Подошел ужин. Я возился с бараньей костью; делал вид, что ем. Что бы подумали все? - Тезей весь день не ест после вчерашнего дела на арене!… Слуги-критяне убрали остатки пищи и принесли вино; плясуны, как обычно, болтали с ними, и я услышал краем уха, что говорят о празднике: нынче ночью весеннее полнолуние, и женщины будут плясать при факелах на крыше Лабиринта. Праздник… А мне было по-прежнему плохо. Это тень Миноса, наверно, давит на меня, жалуется на обиду. Изо всех людей на свете я был ближе всего к тому, чтобы стать его сыном; он хочет, чтобы я похоронил его и дал возможность душе перейти реку… «Потерпи, - думаю. - Потерпи, бедный царь, я не забыл!»

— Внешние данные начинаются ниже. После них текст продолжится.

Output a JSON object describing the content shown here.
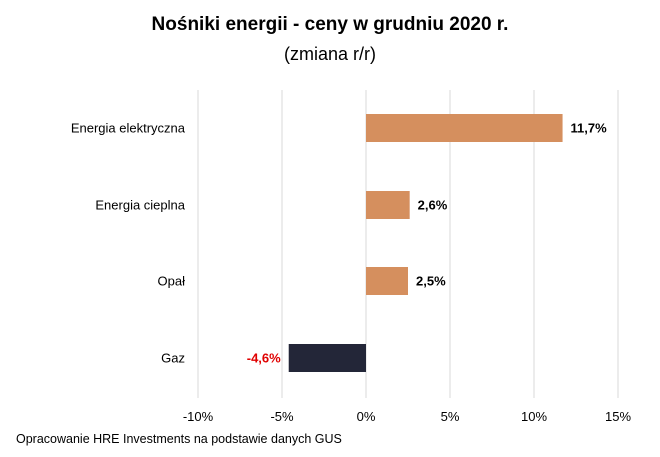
{
  "chart_data": {
    "type": "bar",
    "orientation": "horizontal",
    "title": "Nośniki energii - ceny w grudniu 2020 r.",
    "subtitle": "(zmiana r/r)",
    "categories": [
      "Energia elektryczna",
      "Energia cieplna",
      "Opał",
      "Gaz"
    ],
    "values": [
      11.7,
      2.6,
      2.5,
      -4.6
    ],
    "value_labels": [
      "11,7%",
      "2,6%",
      "2,5%",
      "-4,6%"
    ],
    "xlim": [
      -10,
      15
    ],
    "xticks": [
      -10,
      -5,
      0,
      5,
      10,
      15
    ],
    "xtick_labels": [
      "-10%",
      "-5%",
      "0%",
      "5%",
      "10%",
      "15%"
    ],
    "grid": "vertical",
    "legend": "none",
    "colors": {
      "positive_bar": "#D58F5E",
      "negative_bar": "#232638",
      "positive_label": "#000000",
      "negative_label": "#E00000",
      "grid": "#D9D9D9"
    }
  },
  "source": "Opracowanie HRE Investments na podstawie danych GUS"
}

Разбавленное вино шло по кругу, за столом смеялись… А я злился на них - как они могут радоваться? Небо за высокими окнами порозовело от света факелов, раздались звуки свирелей и струн - музыка мешала мне; хотелось, чтоб она затихла… К столу подошел старик, что уже полсотни лет обслуживал стол Бычьего Двора, подошел за кувшинами из-под вина; Меланто спросила его, что говорят люди о смерти Геракла. Я заставил себя прислушаться. Он тихо ответил:
- Людям это не нравится. Вчера не понравилось, а сегодня и того пуще. Говорят, его чем-то подпоили, чтобы обманом выиграть пари. Никаких имен не называют, сами понимаете; только твое имя, Тезей; ты, мол, спас их ставки. Но сегодня говорят, что это дело не доведет до добра. Говорят, мол, Земной Бык не станет терпеть, чтобы ему крутили хвост, кто бы ни осмелился на это, будь он хоть величайший из людей на земле. До сих пор было два удара, большого вреда они не принесли, но люди считают, что это предзнаменование худших бед. А теперь вот еще и гавань.

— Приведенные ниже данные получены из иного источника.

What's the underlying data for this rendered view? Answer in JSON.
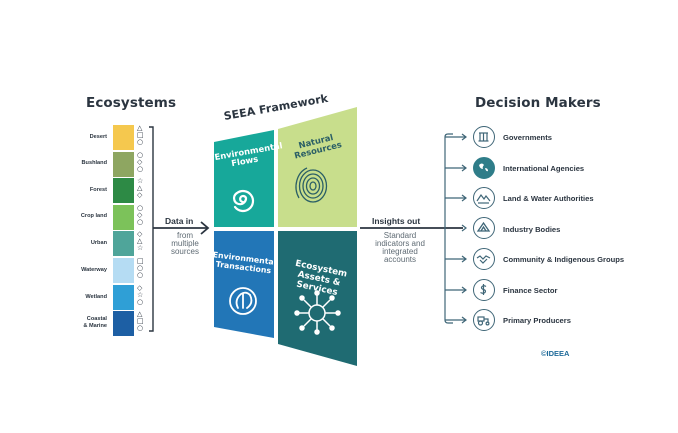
{
  "left": {
    "title": "Ecosystems",
    "items": [
      {
        "label": "Desert",
        "color": "#f5c84e"
      },
      {
        "label": "Bushland",
        "color": "#8ea661"
      },
      {
        "label": "Forest",
        "color": "#2d8a45"
      },
      {
        "label": "Crop land",
        "color": "#7cc25a"
      },
      {
        "label": "Urban",
        "color": "#4fa59a"
      },
      {
        "label": "Waterway",
        "color": "#b5dcf3"
      },
      {
        "label": "Wetland",
        "color": "#2f9fd6"
      },
      {
        "label": "Coastal\n& Marine",
        "color": "#1d5fa4"
      }
    ]
  },
  "flow_in": {
    "title": "Data in",
    "sub": "from\nmultiple\nsources"
  },
  "framework": {
    "title": "SEEA Framework",
    "quadrants": {
      "flows": {
        "label": "Environmental\nFlows",
        "color": "#17a89a",
        "icon": "spiral-icon"
      },
      "resources": {
        "label": "Natural\nResources",
        "color": "#c8de8c",
        "icon": "fingerprint-icon"
      },
      "transactions": {
        "label": "Environmental\nTransactions",
        "color": "#2276b7",
        "icon": "recycle-icon"
      },
      "assets": {
        "label": "Ecosystem\nAssets & Services",
        "color": "#1f6b72",
        "icon": "network-icon"
      }
    }
  },
  "flow_out": {
    "title": "Insights out",
    "sub": "Standard\nindicators and\nintegrated\naccounts"
  },
  "right": {
    "title": "Decision Makers",
    "items": [
      {
        "label": "Governments",
        "icon": "column-icon"
      },
      {
        "label": "International Agencies",
        "icon": "globe-icon"
      },
      {
        "label": "Land & Water Authorities",
        "icon": "landscape-icon"
      },
      {
        "label": "Industry Bodies",
        "icon": "triangle-icon"
      },
      {
        "label": "Community & Indigenous Groups",
        "icon": "handshake-icon"
      },
      {
        "label": "Finance Sector",
        "icon": "dollar-icon"
      },
      {
        "label": "Primary Producers",
        "icon": "tractor-icon"
      }
    ]
  },
  "credit": "©IDEEA"
}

Я не просто повернулся к нему - меня словно подбросило.
- Гавань?… - спрашиваю. - А что там?
- Тебе не надо было вставать с постели, - говорит, - ты очень плохо выглядишь, Тезей.
- Гавань!… Что там происходит?!… - Меня вдруг охватило бешенство, я готов был схватить его за грудки и вытрясти ответ - и в то же время боялся, боялся его услышать.

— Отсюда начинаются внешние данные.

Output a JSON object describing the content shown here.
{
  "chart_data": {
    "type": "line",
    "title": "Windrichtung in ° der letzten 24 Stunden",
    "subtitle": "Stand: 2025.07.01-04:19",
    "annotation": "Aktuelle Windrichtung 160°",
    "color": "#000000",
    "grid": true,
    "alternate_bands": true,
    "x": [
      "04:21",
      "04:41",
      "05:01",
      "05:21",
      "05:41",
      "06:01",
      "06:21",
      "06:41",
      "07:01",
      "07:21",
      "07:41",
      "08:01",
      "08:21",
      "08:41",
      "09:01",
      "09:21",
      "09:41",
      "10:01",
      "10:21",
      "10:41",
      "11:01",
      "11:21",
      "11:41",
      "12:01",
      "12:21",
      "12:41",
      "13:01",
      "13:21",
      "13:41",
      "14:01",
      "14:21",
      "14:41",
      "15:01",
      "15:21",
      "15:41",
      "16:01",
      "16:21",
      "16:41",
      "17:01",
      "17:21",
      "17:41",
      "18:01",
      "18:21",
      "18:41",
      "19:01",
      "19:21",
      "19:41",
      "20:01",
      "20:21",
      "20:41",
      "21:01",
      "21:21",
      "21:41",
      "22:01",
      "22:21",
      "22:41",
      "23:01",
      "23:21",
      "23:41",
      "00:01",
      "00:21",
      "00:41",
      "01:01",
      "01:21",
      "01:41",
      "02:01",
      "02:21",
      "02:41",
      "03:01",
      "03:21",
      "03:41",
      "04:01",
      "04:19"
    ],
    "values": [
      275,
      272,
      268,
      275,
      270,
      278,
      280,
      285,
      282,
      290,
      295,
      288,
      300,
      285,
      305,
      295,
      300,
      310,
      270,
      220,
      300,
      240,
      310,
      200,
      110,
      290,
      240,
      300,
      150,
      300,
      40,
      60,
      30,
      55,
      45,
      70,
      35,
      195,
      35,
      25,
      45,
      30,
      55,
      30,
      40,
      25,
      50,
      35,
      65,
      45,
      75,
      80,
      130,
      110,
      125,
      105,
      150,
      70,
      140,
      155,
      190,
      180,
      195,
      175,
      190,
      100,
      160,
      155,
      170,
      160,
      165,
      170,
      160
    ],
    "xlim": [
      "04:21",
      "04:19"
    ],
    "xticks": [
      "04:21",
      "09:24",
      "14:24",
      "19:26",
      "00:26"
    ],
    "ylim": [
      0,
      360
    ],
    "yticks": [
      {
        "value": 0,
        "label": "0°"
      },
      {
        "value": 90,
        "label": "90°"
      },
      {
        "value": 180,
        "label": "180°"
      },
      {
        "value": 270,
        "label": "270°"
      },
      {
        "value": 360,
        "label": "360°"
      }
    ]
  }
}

- Успокойся, малыш! - говорит. - Да, здорово тебя вчера тряхнуло… Так сам-то я не видел, но гонец из Амниса прибежал, говорит что море там обмелело, осталось воды на полсажени, корабли все легли на дно посуху. Люди говорят - это к несчастью.
Бычий Двор пошел кругом перед глазами, потом стало совсем черно… по губам била, втискивалась чаша, старческий голос уговаривал: «Выпей, полегчает…» - а я стоял как истукан, ухватившись за стол, и ничего не видел. Потом на губах была медовая сладость пряного вина, а вокруг - лица, лица… с изумленными глазами, с раскрытыми ртами… я отшвырнул чашу и слышал, как она разбилась о плиты пола… меня держали со всех сторон, словно без этого я мог бы упасть, - а я чувствовал себя легким, словно пламя, мне чудилось, что череп мой расколот и из него струятся кверху языки голубого огня… я судорожно хватал ртом воздух, наконец наполнил грудь - и дикий вопль, будто волчий вой, заполнил Бычий Двор, забился меж высоких стен, и я вдруг понял, что это - мой голос!…
На меня надвинулись, навалились… лица, руки, кричали, хватали… я отбивался, ничего не видя вокруг, потом вдруг в глазах чуть прояснилось, - а кулак уже был занесен для удара, - и я увидел глаза, глядевшие на меня, и шрам на щеке - Хриза! Это Хриза схватила меня за плечи… Я уронил руку, она что-то говорила, а я слышал только дыхание свое, тяжкое, лихорадочное, и какой-то осколок сознания во мне заметил, что она еще подросла, уже с меня ростом!… Потом я услышал ее наконец:
- Тезей, что с тобой!? Скажи что-нибудь. Скажи, что с тобой, ведь ты же знаешь нас, узнаешь?… Ведь мы Журавли, Тезей, мы хотим тебе только добра, посмотри - ведь это мы, твой народ!…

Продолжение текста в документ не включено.